Appropriateness of the methods to assess possible causal associated between COVID-19 vaccines and stroke
The study employs a retrospective cohort analysis using data from VAERS. While the VAERS system is a valuable tool for identifying potential safety signals, it has significant limitations. VAERS is a passive reporting system, meaning it is subject to underreporting and lacks the capacity to confirm causation. Use of proportional reporting ratio (PRR) analyses to compare VAERS reports for different vaccines raises methodological concerns due to potential reporting biases, especially given heightened attention to COVID-19 vaccines, lack of denominator, and not accounting for differences in vaccine administration rates, populations, or time periods.
“…disproportionality cannot be used for comparative drug safety analysis beyond basic hypothesis generation because measures of disproportionality are: (1) missing the incidence denominators, (2) subject to severe reporting bias, and (3) not adjusted for confounding. Hypotheses generated by disproportionality analyses must be investigated by more robust methods before they can be allowed to influence clinical decisions.”
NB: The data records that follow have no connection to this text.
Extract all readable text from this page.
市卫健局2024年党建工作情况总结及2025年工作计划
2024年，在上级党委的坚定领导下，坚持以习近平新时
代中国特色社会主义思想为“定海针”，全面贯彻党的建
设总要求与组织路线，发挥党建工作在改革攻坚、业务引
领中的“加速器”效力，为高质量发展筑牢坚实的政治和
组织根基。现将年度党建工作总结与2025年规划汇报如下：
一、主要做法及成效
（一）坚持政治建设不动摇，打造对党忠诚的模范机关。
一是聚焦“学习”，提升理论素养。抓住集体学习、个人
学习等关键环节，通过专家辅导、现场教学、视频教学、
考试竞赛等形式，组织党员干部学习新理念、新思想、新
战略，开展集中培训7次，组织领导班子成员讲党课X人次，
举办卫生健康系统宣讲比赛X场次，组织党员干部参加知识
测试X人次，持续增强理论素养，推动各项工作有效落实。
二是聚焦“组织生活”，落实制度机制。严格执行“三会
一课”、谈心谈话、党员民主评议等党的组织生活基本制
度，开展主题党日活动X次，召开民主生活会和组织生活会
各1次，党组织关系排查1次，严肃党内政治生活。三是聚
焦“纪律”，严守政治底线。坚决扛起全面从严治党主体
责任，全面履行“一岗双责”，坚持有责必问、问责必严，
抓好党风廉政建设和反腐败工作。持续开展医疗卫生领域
The lack of a true denominator in the VAERS dataset is a critical limitation that significantly impacts the reliability of this study’s conclusions. VAERS, being a passive reporting system, collects reports of adverse events (AEs) without tracking the total number of individuals vaccinated. This lack of a denominator means it is not possible to calculate the actual incidence rate of adverse events per vaccinated person, which is essential for making meaningful comparisons.